Not knowing how your body works makes it challenging to advocate for yourself. Consequently, many suffer in silence thinking their bodies are uniquely broken, or they turn to disreputable sources. Blood is a practical, empowering guide to what’s typical, what’s concerning, and when to seek care—recounted with expertise and frank, fearless wit that have made Dr. Jen today’s most trusted voice in gynecology.
Blood is about much more than biology. It’s an all-in-one, revolutionary guide that will change the way we think about, talk about—and don’t talk about—our bodies and our well-being.
DR JEN GUNTER is an internationally bestselling author, obstetrician, and gynecologist with more than three decades of experience as a vulvar and vaginal diseases expert. Considered “the world's most famous—and outspoken—gynecologist,” (The Guardian), her New York Times and USA Today bestselling books, The Vagina Bible and The Menopause Manifesto, have been translated into 25 languages. She is the host of Jensplaining, a CBC/Amazon Prime video series that highlights the impact of medical misinformation on women, and the recipient of the 2020 NAMS Media Award from The North American Menopause Society. Her 2020 TED Talk, “Why Can’t We Talk About Periods?” received more than two million views in its first six months, leading to the launch of her popular podcast on the TED Audio Collective, “Body Stuff with Dr. Jen Gunter.” Originally from Winnipeg, Canada, she lives with her sons in San Francisco.

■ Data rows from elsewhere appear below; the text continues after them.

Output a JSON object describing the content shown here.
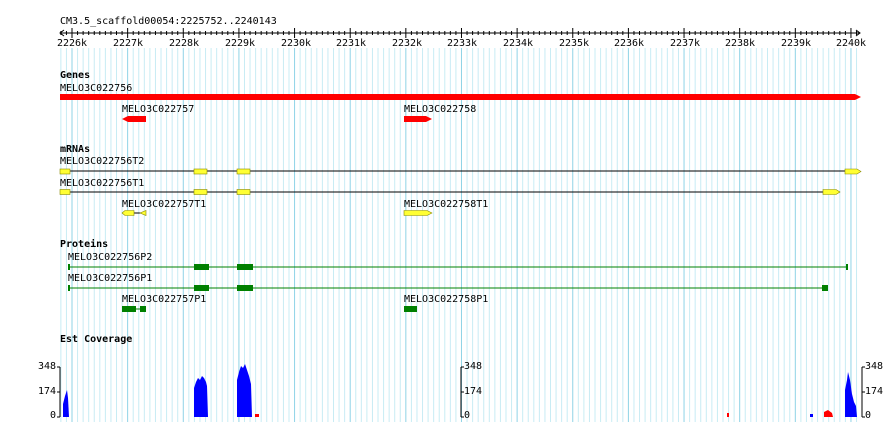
{
  "region": "CM3.5_scaffold00054:2225752..2240143",
  "ruler": {
    "ticks": [
      "2226k",
      "2227k",
      "2228k",
      "2229k",
      "2230k",
      "2231k",
      "2232k",
      "2233k",
      "2234k",
      "2235k",
      "2236k",
      "2237k",
      "2238k",
      "2239k",
      "2240k"
    ]
  },
  "tracks": {
    "genes": {
      "title": "Genes",
      "features": [
        {
          "name": "MELO3C022756",
          "color": "#ff0000"
        },
        {
          "name": "MELO3C022757",
          "color": "#ff0000"
        },
        {
          "name": "MELO3C022758",
          "color": "#ff0000"
        }
      ]
    },
    "mrnas": {
      "title": "mRNAs",
      "features": [
        {
          "name": "MELO3C022756T2",
          "color": "#ffff33"
        },
        {
          "name": "MELO3C022756T1",
          "color": "#ffff33"
        },
        {
          "name": "MELO3C022757T1",
          "color": "#ffff33"
        },
        {
          "name": "MELO3C022758T1",
          "color": "#ffff33"
        }
      ]
    },
    "proteins": {
      "title": "Proteins",
      "features": [
        {
          "name": "MELO3C022756P2",
          "color": "#008000"
        },
        {
          "name": "MELO3C022756P1",
          "color": "#008000"
        },
        {
          "name": "MELO3C022757P1",
          "color": "#008000"
        },
        {
          "name": "MELO3C022758P1",
          "color": "#008000"
        }
      ]
    },
    "coverage": {
      "title": "Est Coverage",
      "scale_labels": [
        "348",
        "174",
        "0"
      ],
      "color": "#0000ff"
    }
  }
}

INA PARK MD, MS, is a professor at the University of California San Francisco School of Medicine, Medical Consultant at the Centers for Disease Control and Prevention, Division of STD Prevention, and Medical Director of the California Prevention Training Center. She holds degrees from the University of California Berkeley, UCLA School of Medicine, and the University of Minnesota School of Public Health. Recently, Park served as a co-author of the 2020 CDC STD Treatment Guidelines and contributor to the Department of Health and Human Services STI Federal Action Plan. Ina published the book Strange Bedgellows with Flatiron Books in 2021. A fierce advocate for public health, she lives in Berkeley with her husband and two sons.
THIS EVENT is free but pre-registration is requested. Registration ends at 5:00 pm on January 24th.
BECAUSE SEATING is limited, please register only if you plan to attend.
DUE TO SPACE limitations, we may not be able to accommodate every person at an event, so early registration is encouraged.
WALK-INS will be accommodated only if space allows.
WE ASK that attendees arrive between 6:45 and 7:00 PM for the event.
PLEASE leave your non-support companion animals at home.
OUR shared restrooms are not accessible after 6:30 PM, please plan accordingly.